Выбрать главу

До 46-го они с братом и сестрой жили в трудовом лагере возле села Чкаловское в Казахстане. Потом им разрешили перебраться в Гурьев. Там дедушка встретил бабушку, и родилась моя мама. В конце 50-х им выделили клочок земли в Анапе, и все переехали к морю.

Я шел по единственной улице и разглядывал дома. У некоторых из них на крышах лежала старая немецкая черепица – такую же я видел в Калининградской области на границе с Польшей. Но таких домов оставалось совсем немного. Я стал расспрашивать о прадеде, и какой-то местный мужичок отвел меня к Лидии Петровне. Она очень обрадовалась, долго рассказывала о немцах и предложила остаться на несколько дней. Мне было интересно, но что-то тянуло дальше. Я вышел из дома и пошел дальше по той самой единственной улице. Людям не удалось сохранить название поселения, но память о немцах все равно осталась. Улица называлась Викторовская.

Я дошел до места, где примерно располагался наш дом. Асфальтовая дорога плавно уходила направо, а дальше шла брусчатка. Аккуратная плотная мелкая немецкая брусчатка, которой даже в Германии уже не встретишь – только в нескольких крошечных городках под Калининградом. Брусчатке было больше 100 лет, но она сохранилась гораздо лучше, чем недавно постеленный асфальт.

Я медленно шел по этой вековой мостовой, и в какой-то момент меня сильно потянуло направо. Там был небольшой пустырь, по колено заросший травой. Ноги подкосились, я сел на землю и минут 10 сидел, не двигаясь. Пахло полынью, черноземом и разогретой на солнце кожей. Я чувствовал, что это здесь.

В голове проносились какие-то смутные образы, но мне было хорошо и спокойно. Что-то теплое и светлое наполняло меня изнутри и струилось куда-то вверх. Я просидел так минут 30. Постепенно проступили подробности. Вон там из куста торчали остатки печной трубы. А углубление в том небольшом холмике – это вход в засыпанный погреб. Чуть дальше вдоль дороги виднелись остатки забора, а за ним – разрушенный фундамент соседнего дома. Я всё знал и так, но зачем-то достал телефон, открыл схему поселка и стал смотреть. Всё совпадало – наш дом был третий от поворота дороги. От него не осталось совсем ничего, а вон тот фундамент принадлежал Георгу Бельснеру. Крайний дом был подписан неразборчиво, но он сохранился целиком. В нем кто-то жил.
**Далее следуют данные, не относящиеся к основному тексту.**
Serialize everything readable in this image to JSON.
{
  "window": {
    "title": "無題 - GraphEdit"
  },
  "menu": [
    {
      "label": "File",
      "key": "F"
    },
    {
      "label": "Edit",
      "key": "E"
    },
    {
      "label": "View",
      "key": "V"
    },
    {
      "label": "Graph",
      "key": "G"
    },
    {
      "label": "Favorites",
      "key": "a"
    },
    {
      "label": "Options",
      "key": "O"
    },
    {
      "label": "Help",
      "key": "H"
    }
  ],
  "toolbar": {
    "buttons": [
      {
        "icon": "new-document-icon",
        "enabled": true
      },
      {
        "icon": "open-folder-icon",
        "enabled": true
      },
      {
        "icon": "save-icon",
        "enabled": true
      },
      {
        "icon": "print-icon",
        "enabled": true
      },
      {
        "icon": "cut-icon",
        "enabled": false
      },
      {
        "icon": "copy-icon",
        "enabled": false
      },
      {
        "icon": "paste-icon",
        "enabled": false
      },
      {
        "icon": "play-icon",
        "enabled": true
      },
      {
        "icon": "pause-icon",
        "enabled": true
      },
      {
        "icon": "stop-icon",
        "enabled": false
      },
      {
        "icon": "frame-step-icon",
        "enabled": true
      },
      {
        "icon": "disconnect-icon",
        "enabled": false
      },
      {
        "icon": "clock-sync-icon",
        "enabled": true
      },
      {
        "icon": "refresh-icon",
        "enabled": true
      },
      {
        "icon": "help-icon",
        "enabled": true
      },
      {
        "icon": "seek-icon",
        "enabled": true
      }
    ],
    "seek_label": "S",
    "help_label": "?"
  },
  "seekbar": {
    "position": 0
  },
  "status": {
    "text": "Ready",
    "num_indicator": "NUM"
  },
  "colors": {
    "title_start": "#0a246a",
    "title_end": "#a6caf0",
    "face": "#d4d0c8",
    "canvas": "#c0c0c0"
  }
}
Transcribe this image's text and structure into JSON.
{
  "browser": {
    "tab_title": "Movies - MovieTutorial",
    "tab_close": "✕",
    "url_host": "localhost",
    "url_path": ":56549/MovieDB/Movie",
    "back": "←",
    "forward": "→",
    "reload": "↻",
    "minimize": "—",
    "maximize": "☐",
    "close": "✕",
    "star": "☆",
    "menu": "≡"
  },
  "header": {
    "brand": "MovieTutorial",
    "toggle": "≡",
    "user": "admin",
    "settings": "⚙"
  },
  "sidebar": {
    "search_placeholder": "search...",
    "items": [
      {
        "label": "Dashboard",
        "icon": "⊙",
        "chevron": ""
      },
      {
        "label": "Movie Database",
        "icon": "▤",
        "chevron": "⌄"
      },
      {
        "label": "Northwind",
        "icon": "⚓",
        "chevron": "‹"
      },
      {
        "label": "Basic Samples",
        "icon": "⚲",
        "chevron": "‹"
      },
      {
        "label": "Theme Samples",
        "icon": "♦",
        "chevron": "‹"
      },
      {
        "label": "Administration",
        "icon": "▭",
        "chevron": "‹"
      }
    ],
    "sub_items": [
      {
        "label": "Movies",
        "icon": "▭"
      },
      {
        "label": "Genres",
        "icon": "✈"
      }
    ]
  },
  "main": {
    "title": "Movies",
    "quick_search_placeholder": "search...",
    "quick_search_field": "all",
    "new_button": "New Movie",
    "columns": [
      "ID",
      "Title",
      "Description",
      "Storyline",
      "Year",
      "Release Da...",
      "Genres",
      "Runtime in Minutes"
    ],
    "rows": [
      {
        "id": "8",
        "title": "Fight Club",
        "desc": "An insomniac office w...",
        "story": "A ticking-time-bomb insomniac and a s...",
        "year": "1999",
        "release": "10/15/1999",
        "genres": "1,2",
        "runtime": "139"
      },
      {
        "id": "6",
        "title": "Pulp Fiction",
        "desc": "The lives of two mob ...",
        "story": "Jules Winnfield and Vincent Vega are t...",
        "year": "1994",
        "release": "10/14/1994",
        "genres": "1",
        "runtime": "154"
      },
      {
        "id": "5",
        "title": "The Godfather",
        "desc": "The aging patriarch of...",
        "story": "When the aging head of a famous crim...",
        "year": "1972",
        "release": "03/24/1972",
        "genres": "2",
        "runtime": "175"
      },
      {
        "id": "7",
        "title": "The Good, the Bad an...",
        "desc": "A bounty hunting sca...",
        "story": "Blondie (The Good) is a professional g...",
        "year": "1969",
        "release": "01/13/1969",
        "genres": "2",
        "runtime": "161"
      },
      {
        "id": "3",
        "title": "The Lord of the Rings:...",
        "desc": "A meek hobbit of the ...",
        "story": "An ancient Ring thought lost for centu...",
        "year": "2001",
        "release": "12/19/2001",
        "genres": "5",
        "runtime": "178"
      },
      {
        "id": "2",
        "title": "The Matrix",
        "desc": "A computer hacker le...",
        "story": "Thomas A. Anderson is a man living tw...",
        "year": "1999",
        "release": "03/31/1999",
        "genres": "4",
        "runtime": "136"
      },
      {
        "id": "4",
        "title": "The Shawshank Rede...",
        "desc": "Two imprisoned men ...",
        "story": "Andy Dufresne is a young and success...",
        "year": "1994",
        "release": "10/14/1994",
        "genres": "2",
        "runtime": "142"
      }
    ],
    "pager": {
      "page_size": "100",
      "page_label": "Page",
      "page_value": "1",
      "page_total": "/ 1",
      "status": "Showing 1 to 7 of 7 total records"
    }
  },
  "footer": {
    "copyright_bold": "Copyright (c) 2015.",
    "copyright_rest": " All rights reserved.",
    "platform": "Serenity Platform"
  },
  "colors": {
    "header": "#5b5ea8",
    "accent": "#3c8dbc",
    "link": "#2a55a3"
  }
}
Я встал, вернулся к машине и поехал на кладбище. Довоенных могил оставалось всего пара десятков, и они густо заросли деревьями и колючками. Что-то разобрать в этих зарослях было невозможно. Но это уже не имело значения. Большая и важная часть меня плотно встала на место. Я покрутился по окрестностям, осмотрел руины фабрики, расположенной на другом берегу почти высохшей речки, и поехал дальше. Нужно было торопиться. Путешествие в прошлое только начиналось.

IX. Как я испугался

Я не почувствовал отдачи и не ощутил запаха сгоревшего пороха. Я с детства любил этот запах, но сейчас его не было. Я не чувствовал своей руки, но видел, что в ней был пистолет. Он только что выстрелил. По ступенькам прыгала гильза. В другой руке у меня был человек. Он что-то лопотал на непонятном языке, и в глазах у него был ужас. Он пытался исчезнуть или хотя бы вжаться в лестничную площадку. Пуля прошла мимо. Мне снова повезло.

Я что-то говорил этому человеку. Вернее, рычал, потому что голос был совершенно не мой. Гораздо более низкий и грубый. И слова были не моими. Пистолет снова выстрелил, но сейчас я знал, что стреляю мимо. Рука разжалась, и человек убежал. Я и не думал, что можно так быстро бегать по лестнице, полностью заваленной строительным мусором. Я был там. Я держал пистолет в руке. Я понимал, что происходит. Но это был не я. Даже зрение работало непривычно – как будто я наблюдал за всем со стороны, совершая действия, но не контролируя их. Как будто смотрел фильм.

Я много раз видел, как человеку в телевизоре приставляют к голове пистолет. Но это не было похоже на то, что происходило в тот день. В фильмах, как правило, все очень спокойны. Такие серьезные брутальные мужики, которые совсем ничего не боятся. У них мужественные каменные лица, и они могут спокойно вести переговоры, не обращая внимания на сорок пятый калибр, приставленный к виску. Этот человек был совсем не таким. Дикий, животный страх, читавшийся в его глазах, врезался мне в память. Мне кажется, что страх был таким сильным, что до него можно было дотронуться и погрузить в него руку. В отличие от героев фильмов, он очень хотел жить.